German cash offer for Olympics terror victims is insulting, say families

GERMANY has indicated it is willing to pay further compensation to the families of 11 Israeli athletes killed at the 1972 Olympics in Munich by Palestinian terrotrists.

But family members of the athletes have criticised the proposed amount as “insulting”.

In Israel, Ilana Romano, the widow of Yossef Romano, a weightlifter who was one of the first Israelis killed, said that Germany’s current offer was “degrading” and the victims’ survivors rejected it.

The relatives have long criticised how German authorities handled the attack and its aftermath.

Demands for further compensation threatened to overshadow a planned memorial event for the 50th anniversary of the massacre.

Germany’s interior ministry said it is holding talks with the relatives and that the “serious consequences for the surviving dependents” should be reassessed.

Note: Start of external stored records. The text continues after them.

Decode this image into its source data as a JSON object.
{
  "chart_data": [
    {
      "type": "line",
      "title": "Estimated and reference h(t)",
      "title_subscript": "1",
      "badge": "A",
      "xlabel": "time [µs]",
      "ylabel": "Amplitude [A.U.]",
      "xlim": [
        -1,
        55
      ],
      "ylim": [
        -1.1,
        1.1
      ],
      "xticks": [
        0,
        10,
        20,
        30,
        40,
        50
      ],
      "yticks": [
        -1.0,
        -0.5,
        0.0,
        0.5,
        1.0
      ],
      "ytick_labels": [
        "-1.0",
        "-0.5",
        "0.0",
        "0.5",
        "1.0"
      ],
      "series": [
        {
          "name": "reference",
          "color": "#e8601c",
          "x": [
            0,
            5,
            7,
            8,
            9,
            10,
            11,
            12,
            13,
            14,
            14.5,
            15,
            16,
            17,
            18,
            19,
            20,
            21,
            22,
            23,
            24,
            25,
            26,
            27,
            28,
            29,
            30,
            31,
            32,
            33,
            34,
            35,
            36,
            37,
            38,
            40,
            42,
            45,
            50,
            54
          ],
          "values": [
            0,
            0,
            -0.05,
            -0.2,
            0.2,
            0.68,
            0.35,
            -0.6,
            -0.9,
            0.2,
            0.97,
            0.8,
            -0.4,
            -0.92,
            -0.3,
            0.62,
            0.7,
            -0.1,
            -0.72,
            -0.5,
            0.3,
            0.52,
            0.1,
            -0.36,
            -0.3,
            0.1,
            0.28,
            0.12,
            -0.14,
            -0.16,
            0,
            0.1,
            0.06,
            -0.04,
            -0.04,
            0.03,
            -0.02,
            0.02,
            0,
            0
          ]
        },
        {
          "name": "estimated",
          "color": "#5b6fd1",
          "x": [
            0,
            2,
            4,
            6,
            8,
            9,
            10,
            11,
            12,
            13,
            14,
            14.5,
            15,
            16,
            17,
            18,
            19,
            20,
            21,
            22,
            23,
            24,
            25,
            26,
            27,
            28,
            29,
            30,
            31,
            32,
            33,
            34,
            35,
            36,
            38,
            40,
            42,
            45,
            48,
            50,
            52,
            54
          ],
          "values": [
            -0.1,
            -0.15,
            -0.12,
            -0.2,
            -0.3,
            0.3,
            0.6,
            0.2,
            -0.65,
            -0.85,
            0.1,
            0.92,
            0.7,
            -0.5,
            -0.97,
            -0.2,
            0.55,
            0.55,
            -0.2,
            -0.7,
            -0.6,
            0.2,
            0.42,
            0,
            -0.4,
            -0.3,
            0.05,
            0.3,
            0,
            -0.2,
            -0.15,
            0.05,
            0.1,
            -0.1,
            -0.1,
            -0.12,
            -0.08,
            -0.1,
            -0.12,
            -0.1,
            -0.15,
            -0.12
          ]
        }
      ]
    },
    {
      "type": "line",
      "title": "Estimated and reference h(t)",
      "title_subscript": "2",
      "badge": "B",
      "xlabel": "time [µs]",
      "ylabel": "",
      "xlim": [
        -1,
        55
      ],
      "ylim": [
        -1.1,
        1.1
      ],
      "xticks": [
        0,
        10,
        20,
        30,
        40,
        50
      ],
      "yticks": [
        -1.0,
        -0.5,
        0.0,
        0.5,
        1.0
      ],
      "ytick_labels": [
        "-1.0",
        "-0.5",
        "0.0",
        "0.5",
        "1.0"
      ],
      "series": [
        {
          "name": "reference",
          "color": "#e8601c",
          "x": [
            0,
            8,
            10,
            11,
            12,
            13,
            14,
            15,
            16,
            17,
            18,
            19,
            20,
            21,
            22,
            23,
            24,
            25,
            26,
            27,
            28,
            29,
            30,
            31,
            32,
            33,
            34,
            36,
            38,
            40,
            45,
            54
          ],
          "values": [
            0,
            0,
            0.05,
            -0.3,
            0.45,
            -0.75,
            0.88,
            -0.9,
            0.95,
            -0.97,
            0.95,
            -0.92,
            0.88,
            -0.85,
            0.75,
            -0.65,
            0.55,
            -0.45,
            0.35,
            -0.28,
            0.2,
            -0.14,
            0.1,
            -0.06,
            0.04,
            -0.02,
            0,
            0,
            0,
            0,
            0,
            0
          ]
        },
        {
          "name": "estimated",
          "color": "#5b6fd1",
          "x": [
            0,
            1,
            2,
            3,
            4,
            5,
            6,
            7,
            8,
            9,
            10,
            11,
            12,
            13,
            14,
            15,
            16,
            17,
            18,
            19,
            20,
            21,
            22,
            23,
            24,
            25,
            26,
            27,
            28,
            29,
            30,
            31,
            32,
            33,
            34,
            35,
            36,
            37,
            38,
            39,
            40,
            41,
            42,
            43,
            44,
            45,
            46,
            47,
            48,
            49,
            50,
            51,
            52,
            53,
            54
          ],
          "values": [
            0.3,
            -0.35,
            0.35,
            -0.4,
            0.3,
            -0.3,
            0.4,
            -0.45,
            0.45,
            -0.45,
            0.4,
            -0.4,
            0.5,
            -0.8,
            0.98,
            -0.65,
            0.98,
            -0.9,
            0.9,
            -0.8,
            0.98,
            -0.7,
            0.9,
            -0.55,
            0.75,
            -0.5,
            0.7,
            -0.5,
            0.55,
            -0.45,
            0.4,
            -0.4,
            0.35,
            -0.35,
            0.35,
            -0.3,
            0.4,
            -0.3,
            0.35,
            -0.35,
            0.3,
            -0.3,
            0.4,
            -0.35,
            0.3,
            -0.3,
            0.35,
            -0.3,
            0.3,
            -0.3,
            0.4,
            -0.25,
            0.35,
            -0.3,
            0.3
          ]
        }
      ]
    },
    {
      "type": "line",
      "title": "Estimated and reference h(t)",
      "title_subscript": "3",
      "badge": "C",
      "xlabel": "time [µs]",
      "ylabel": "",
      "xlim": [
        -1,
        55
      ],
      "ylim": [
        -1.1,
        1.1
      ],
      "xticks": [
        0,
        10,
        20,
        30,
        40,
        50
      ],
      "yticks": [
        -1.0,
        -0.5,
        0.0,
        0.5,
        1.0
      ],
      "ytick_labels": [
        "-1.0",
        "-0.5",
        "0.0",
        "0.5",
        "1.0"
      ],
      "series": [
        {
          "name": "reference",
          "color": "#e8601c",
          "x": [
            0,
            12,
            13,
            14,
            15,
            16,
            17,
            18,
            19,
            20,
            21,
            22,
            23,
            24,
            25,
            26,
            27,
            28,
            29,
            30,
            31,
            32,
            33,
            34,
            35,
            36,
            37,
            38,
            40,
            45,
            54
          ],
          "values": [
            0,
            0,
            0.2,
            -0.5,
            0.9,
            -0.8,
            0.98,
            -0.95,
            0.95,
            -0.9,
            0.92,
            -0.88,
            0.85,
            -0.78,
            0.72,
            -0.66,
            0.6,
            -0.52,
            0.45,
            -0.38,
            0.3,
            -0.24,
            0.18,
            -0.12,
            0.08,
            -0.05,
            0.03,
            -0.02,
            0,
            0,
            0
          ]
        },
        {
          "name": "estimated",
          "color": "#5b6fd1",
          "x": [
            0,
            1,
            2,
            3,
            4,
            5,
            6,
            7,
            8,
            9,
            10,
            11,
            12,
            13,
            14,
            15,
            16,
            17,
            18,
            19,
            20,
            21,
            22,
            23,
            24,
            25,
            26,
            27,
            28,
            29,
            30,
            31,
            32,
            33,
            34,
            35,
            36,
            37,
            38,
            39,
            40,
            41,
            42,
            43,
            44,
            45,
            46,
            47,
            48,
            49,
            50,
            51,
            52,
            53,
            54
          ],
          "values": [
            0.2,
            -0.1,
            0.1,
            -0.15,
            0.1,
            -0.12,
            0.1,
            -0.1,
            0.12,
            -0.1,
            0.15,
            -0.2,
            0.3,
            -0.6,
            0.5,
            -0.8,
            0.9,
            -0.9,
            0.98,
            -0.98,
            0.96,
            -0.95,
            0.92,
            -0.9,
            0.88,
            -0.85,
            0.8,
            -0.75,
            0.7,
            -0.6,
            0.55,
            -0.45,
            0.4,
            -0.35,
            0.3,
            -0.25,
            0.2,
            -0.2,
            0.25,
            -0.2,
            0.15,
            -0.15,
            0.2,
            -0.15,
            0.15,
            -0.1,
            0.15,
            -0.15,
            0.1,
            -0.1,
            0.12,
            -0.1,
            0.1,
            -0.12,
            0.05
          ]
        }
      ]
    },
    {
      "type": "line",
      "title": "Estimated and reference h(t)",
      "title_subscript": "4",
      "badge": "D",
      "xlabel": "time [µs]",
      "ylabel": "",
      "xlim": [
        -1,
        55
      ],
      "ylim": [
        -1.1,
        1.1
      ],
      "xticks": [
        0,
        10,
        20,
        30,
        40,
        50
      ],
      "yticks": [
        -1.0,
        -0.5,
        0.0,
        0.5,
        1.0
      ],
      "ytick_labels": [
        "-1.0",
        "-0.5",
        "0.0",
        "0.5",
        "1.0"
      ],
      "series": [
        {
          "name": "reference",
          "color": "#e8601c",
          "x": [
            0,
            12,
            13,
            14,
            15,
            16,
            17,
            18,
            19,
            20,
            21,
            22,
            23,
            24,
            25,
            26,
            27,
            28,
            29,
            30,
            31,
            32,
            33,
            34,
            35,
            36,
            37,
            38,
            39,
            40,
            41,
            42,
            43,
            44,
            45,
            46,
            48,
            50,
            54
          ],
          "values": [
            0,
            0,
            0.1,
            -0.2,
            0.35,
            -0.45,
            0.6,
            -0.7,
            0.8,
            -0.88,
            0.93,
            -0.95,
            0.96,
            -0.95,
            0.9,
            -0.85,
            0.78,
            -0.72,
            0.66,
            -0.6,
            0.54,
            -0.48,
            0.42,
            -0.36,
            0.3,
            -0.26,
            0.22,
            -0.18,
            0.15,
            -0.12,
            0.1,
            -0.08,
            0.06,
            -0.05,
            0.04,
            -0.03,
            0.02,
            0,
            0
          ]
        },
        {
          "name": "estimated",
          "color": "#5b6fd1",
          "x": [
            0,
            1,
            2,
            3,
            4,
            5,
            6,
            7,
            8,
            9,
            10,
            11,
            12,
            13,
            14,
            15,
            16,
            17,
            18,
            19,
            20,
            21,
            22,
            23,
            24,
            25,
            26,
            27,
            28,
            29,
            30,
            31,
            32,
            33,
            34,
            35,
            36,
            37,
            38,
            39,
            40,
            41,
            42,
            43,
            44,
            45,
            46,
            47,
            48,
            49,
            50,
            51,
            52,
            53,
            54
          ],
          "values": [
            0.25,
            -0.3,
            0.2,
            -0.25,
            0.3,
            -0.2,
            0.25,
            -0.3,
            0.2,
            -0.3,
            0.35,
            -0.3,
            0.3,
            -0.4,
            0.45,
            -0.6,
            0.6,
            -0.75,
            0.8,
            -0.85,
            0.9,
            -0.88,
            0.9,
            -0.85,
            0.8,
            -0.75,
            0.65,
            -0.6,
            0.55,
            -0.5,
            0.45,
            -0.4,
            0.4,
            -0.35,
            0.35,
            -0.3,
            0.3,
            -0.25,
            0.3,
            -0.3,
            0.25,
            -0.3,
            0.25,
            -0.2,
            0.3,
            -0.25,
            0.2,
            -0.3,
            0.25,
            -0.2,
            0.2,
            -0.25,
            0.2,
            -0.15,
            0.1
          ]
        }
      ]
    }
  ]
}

The ministry added that an offer of further payments to the surviving relatives of the victims was planned.

Members of the Black September terror group broke into the Olympic Village and took athletes from Israel’s national team hostage on September 5, 1972.

Their goal was to force the release of prisoners held by Israel and two left-wing extremists in German jails.

Eleven Israelis and a German police officer died during the attack.

Immediately after the attack, Germany made payments to the relatives of the victims amounting to about to about £1.72 million.

In 2002, the surviving relatives received another £2.5 million.